I need to call Evie and tell her I'm OK. I need to call Terry and tell him I'll talk to him tonight, find out what I owe him for the rescue. I need to get back on the street and find the girl and the carrier. But first I need a drink. I don't know what Horde slipped me, but anything that could put me down that hard would have been lethal to someone uninfected. I still feel weak and sick as shit. So I open my fridge, more than a little concerned about how much I've been drinking, and find out I have more important things to worry about. It's gone. All my blood. Every drop. Gone.
The Enclave is set up in a warehouse on Little West 12th in the Meatpacking District. They don't lay claim to any turf outside their own front door, they don't have to. The Clans and the Rogues observe a no-man's-land that covers the entire West Side from 14th down to Houston. Nobody wants anything to do with them, least of all me. But someone was in my apartment, someone who didn't leave a trace, except for little erasures where his smell should have been. Erasures just like the ones I found in the classroom where I finished the shamblers. So it's time to go talk to Daniel.
I'm out in daylight for the second time in seventy-two hours, back in my burnoose, but I called a car service this time and specified tinted windows. I sit in the middle of the backseat, shifting from side to side as the sun strikes the windows, staying out of any direct rays. The tinting cuts down the long-wave UVs, but the shorts, the ones that really fuck us up, get through. I have the driver drop me at the corner of Little West 12th and Washington and walk down the block, keeping close to the buildings and the line of shade they cast on the sidewalk.

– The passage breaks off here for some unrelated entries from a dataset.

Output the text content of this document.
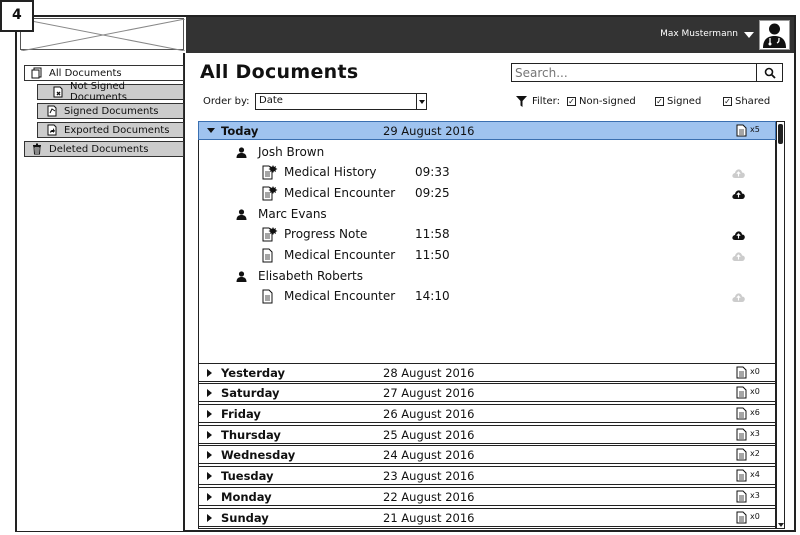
4
Max Mustermann
All Documents
Not Signed Documents
Signed Documents
Exported Documents
Deleted Documents
All Documents
Search...
Order by: Date	Filter: ✓ Non-signed	✓ Signed	✓ Shared
Today	29 August 2016	x5
Josh Brown
Medical History	09:33
Medical Encounter 09:25
Marc Evans
Progress Note	11:58
Medical Encounter 11:50
Elisabeth Roberts
Medical Encounter 14:10
Yesterday	28 August 2016	x0
Saturday	27 August 2016	x0
Friday	26 August 2016	x6
Thursday	25 August 2016	x3
Wednesday	24 August 2016	x2
Tuesday	23 August 2016	x4
Monday	22 August 2016	x3
Sunday	21 August 2016	x0
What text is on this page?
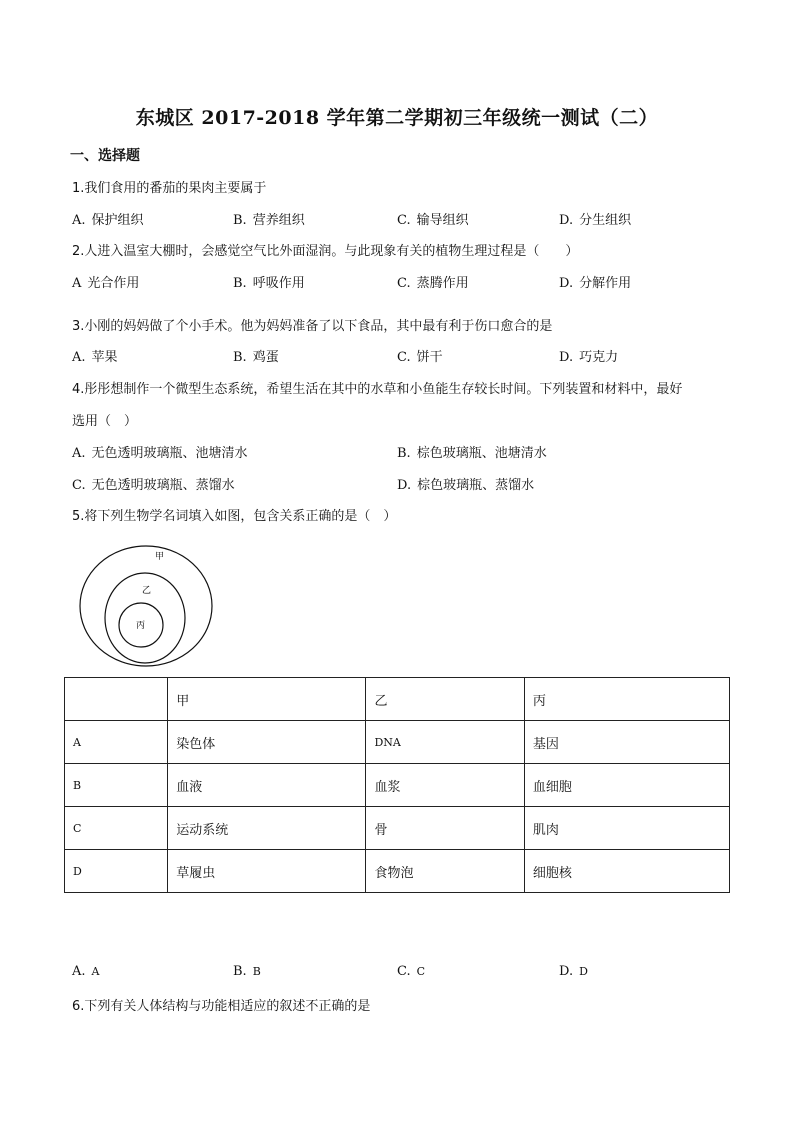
东城区 2017-2018 学年第二学期初三年级统一测试（二）
一、选择题
1.我们食用的番茄的果肉主要属于
A. 保护组织	B. 营养组织	C. 输导组织	D. 分生组织
2.人进入温室大棚时，会感觉空气比外面湿润。与此现象有关的植物生理过程是（　　）
A 光合作用	B. 呼吸作用	C. 蒸腾作用	D. 分解作用
3.小刚的妈妈做了个小手术。他为妈妈准备了以下食品，其中最有利于伤口愈合的是
A. 苹果	B. 鸡蛋	C. 饼干	D. 巧克力
4.彤彤想制作一个微型生态系统，希望生活在其中的水草和小鱼能生存较长时间。下列装置和材料中，最好
选用（　）
A. 无色透明玻璃瓶、池塘清水	B. 棕色玻璃瓶、池塘清水
C. 无色透明玻璃瓶、蒸馏水	D. 棕色玻璃瓶、蒸馏水
5.将下列生物学名词填入如图，包含关系正确的是（　）
甲
乙
丙
	甲	乙	丙
A	染色体	DNA	基因
B	血液	血浆	血细胞
C	运动系统	骨	肌肉
D	草履虫	食物泡	细胞核
A. A	B. B	C. C	D. D
6.下列有关人体结构与功能相适应的叙述不正确的是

The Enclave warehouse looks like any of the others on this block, except for a total lack of graffiti or any other vandalism. The kids may not know exactly who those guys are in there, but they know they're bad. I climb the steps up to the loading dock and slide the huge steel door open on its tracks. They don't bother locking the door here. No one is stupid enough to fuck with them.
I step inside and slide the door closed behind me. It's dark, very dark. Nice. I take off my sunglasses.
– Simon.
I turn. I think it's the one who talked to me the other night.

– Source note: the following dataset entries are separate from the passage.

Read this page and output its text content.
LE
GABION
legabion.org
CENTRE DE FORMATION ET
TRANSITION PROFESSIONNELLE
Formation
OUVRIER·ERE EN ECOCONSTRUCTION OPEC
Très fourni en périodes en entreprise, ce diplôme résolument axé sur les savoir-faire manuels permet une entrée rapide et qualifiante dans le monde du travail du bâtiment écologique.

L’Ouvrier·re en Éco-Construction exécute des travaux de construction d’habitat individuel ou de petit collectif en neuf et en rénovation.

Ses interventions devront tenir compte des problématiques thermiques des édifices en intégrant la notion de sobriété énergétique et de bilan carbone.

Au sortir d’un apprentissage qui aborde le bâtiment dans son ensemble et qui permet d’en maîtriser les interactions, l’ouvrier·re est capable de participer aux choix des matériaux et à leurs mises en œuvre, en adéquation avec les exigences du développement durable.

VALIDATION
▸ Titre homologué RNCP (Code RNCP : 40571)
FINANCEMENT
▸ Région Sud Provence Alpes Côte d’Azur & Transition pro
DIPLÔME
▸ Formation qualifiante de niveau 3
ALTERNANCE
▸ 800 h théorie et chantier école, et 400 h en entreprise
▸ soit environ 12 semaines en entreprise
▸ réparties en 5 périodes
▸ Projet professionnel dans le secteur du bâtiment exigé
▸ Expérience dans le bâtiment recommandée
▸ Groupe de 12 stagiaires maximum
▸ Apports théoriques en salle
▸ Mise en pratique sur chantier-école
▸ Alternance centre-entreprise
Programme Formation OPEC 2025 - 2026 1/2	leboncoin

– What did I tell you about that?
He smiles.
– I am sorry, it is just that you are so much more a Simon than a Joe. Which is as it should be.

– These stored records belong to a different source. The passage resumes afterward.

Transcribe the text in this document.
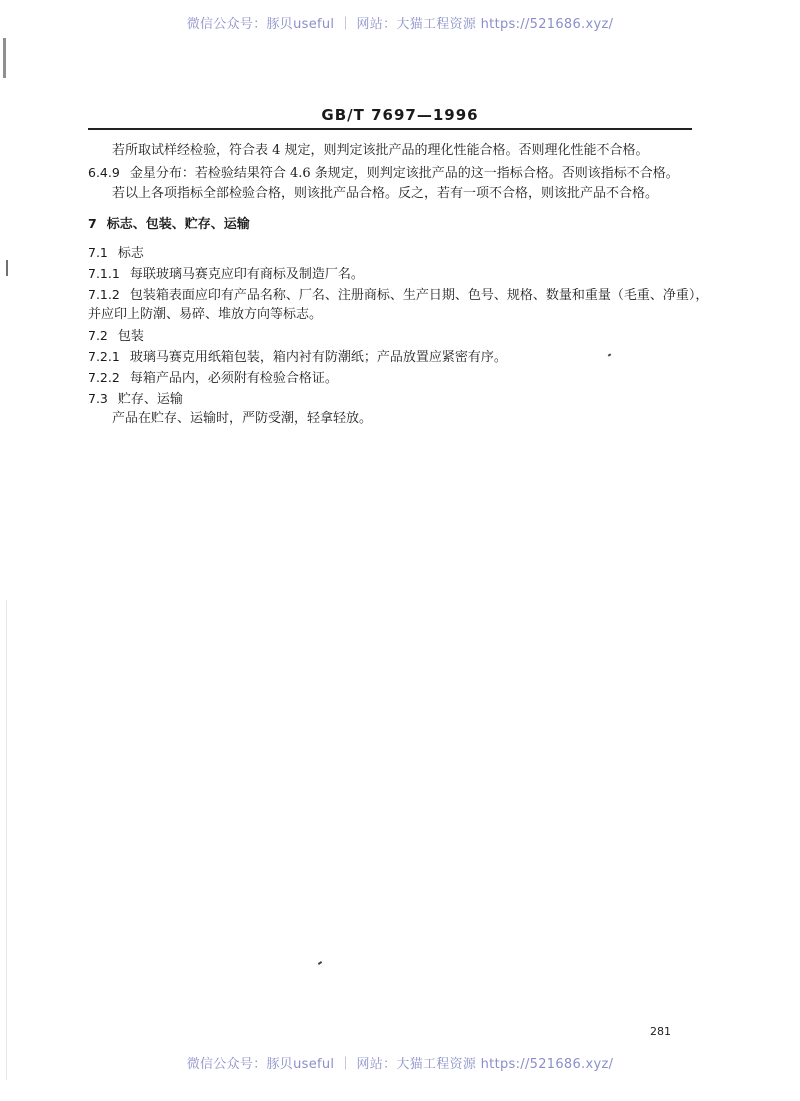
微信公众号：豚贝useful ｜ 网站：大猫工程资源 https://521686.xyz/
GB/T 7697—1996
若所取试样经检验，符合表 4 规定，则判定该批产品的理化性能合格。否则理化性能不合格。
6.4.9 金星分布：若检验结果符合 4.6 条规定，则判定该批产品的这一指标合格。否则该指标不合格。
若以上各项指标全部检验合格，则该批产品合格。反之，若有一项不合格，则该批产品不合格。
7 标志、包装、贮存、运输
7.1 标志
7.1.1 每联玻璃马赛克应印有商标及制造厂名。
7.1.2 包装箱表面应印有产品名称、厂名、注册商标、生产日期、色号、规格、数量和重量（毛重、净重），
并应印上防潮、易碎、堆放方向等标志。
7.2 包装
7.2.1 玻璃马赛克用纸箱包装，箱内衬有防潮纸；产品放置应紧密有序。
7.2.2 每箱产品内，必须附有检验合格证。
7.3 贮存、运输
产品在贮存、运输时，严防受潮，轻拿轻放。
281
微信公众号：豚贝useful ｜ 网站：大猫工程资源 https://521686.xyz/
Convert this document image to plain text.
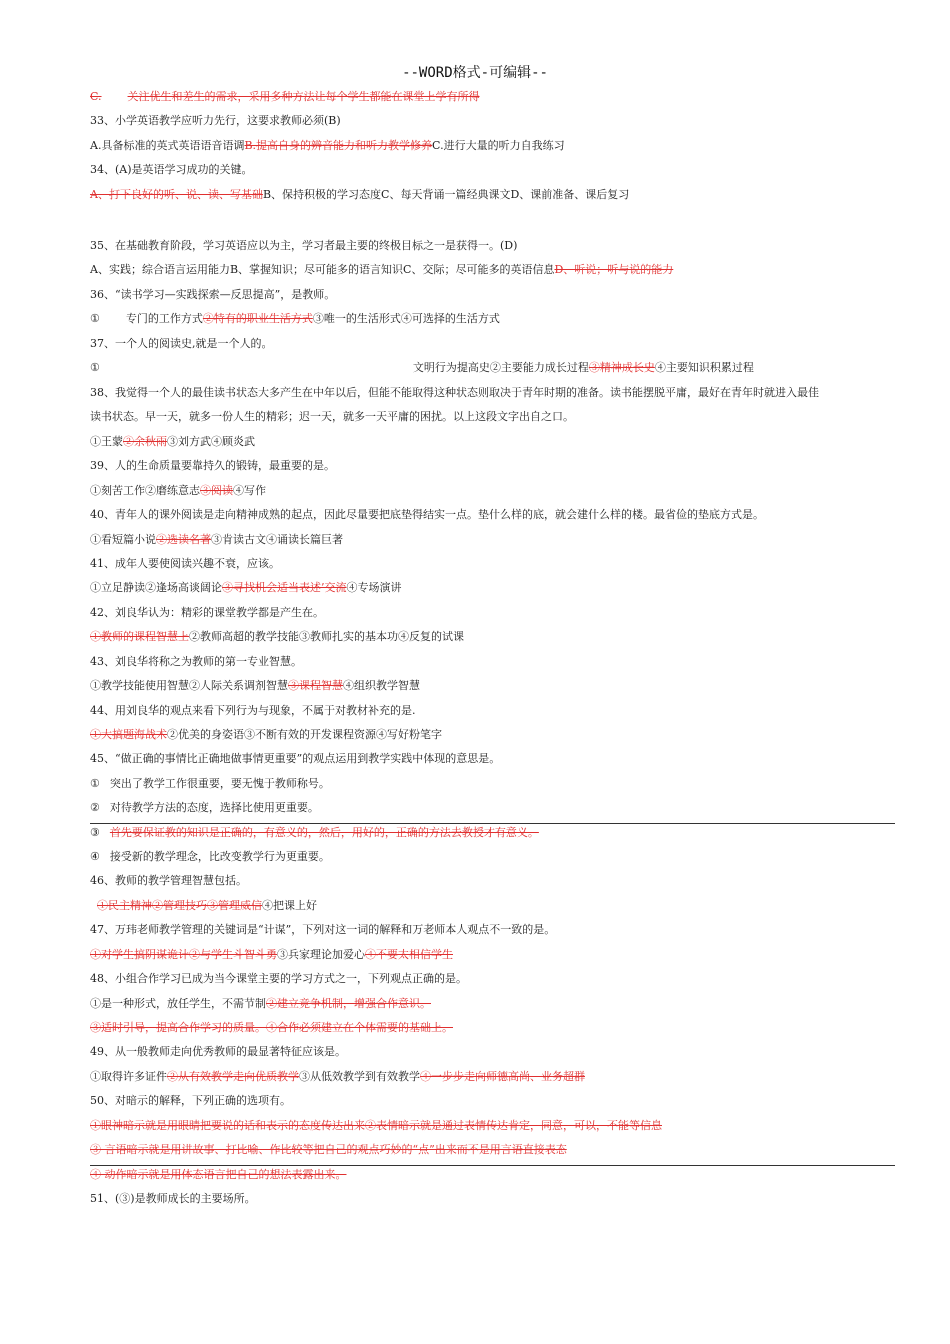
--WORD格式-可编辑--
C. 关注优生和差生的需求，采用多种方法让每个学生都能在课堂上学有所得
33、小学英语教学应听力先行，这要求教师必须(B)
A.具备标准的英式英语语音语调B.提高自身的辨音能力和听力教学修养C.进行大量的听力自我练习
34、(A)是英语学习成功的关键。
A、打下良好的听、说、读、写基础B、保持积极的学习态度C、每天背诵一篇经典课文D、课前准备、课后复习
35、在基础教育阶段，学习英语应以为主，学习者最主要的终极目标之一是获得一。(D)
A、实践；综合语言运用能力B、掌握知识；尽可能多的语言知识C、交际；尽可能多的英语信息D、听说；听与说的能力
36、“读书学习—实践探索—反思提高”，是教师。
① 专门的工作方式②特有的职业生活方式③唯一的生活形式④可选择的生活方式
37、一个人的阅读史,就是一个人的。
①	文明行为提高史②主要能力成长过程③精神成长史④主要知识积累过程
38、我觉得一个人的最佳读书状态大多产生在中年以后，但能不能取得这种状态则取决于青年时期的准备。读书能摆脱平庸，最好在青年时就进入最佳
读书状态。早一天，就多一份人生的精彩；迟一天，就多一天平庸的困扰。以上这段文字出自之口。
①王蒙②余秋雨③刘方武④顾炎武
39、人的生命质量要靠持久的锻铸，最重要的是。
①刻苦工作②磨练意志③阅读④写作
40、青年人的课外阅读是走向精神成熟的起点，因此尽量要把底垫得结实一点。垫什么样的底，就会建什么样的楼。最省俭的垫底方式是。
①看短篇小说②选读名著③肯读古文④诵读长篇巨著
41、成年人要使阅读兴趣不衰，应该。
①立足静读②逢场高谈阔论③寻找机会适当表述’交流④专场演讲
42、刘良华认为：精彩的课堂教学都是产生在。
①教师的课程智慧上②教师高超的教学技能③教师扎实的基本功④反复的试课
43、刘良华将称之为教师的第一专业智慧。
①教学技能使用智慧②人际关系调剂智慧③课程智慧④组织教学智慧
44、用刘良华的观点来看下列行为与现象，不属于对教材补充的是.
①大搞题海战术②优美的身姿语③不断有效的开发课程资源④写好粉笔字
45、“做正确的事情比正确地做事情更重要”的观点运用到教学实践中体现的意思是。
① 突出了教学工作很重要，要无愧于教师称号。
② 对待教学方法的态度，选择比使用更重要。
③ 首先要保证教的知识是正确的，有意义的，然后，用好的，正确的方法去教授才有意义。
④ 接受新的教学理念，比改变教学行为更重要。
46、教师的教学管理智慧包括。
①民主精神②管理技巧③管理威信④把课上好
47、万玮老师教学管理的关键词是“计谋”，下列对这一词的解释和万老师本人观点不一致的是。
①对学生搞阴谋诡计②与学生斗智斗勇③兵家理论加爱心④不要太相信学生
48、小组合作学习已成为当今课堂主要的学习方式之一，下列观点正确的是。
①是一种形式，放任学生，不需节制②建立竞争机制，增强合作意识。
③适时引导，提高合作学习的质量。④合作必须建立在个体需要的基础上。
49、从一般教师走向优秀教师的最显著特征应该是。
①取得许多证件②从有效教学走向优质教学③从低效教学到有效教学④一步步走向师德高尚、业务超群
50、对暗示的解释，下列正确的选项有。
①眼神暗示就是用眼睛把要说的话和表示的态度传达出来②表情暗示就是通过表情传达肯定，同意，可以，不能等信息
③ 言语暗示就是用讲故事、打比喻、作比较等把自己的观点巧妙的“点”出来而不是用言语直接表态
④ 动作暗示就是用体态语言把自己的想法表露出来。
51、(③)是教师成长的主要场所。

– Just take me to Daniel, will you.
– Of course.
We cross the open space of the empty warehouse and shapes at the far end begin to resolve. At first it looks like rows and rows of white plaster lawn ornaments, and then they become Enclave. It looks like all of them, a hundred at the outside, the most feared of all the Clans. They sit cross-legged on the floor, motionless and silent, each of them dressed entirely in clothes as white as their pigmentless skin. My guide leads me through them. The ones in the back rows still have a bit of color to them and some flesh on their bones, but they get progressively paler and more emaciated as we move toward the front of the assembly. About halfway there my guide sits down in an empty space at the end of one of the lines. I stop, but he shakes his head and waves me forward.
At the front sits a single form, his back to me, facing the same direction as the others, but alone and separate from them. I stop. He's still for a moment, and then turns his head and looks up at me. He smiles and points at my white burnoose.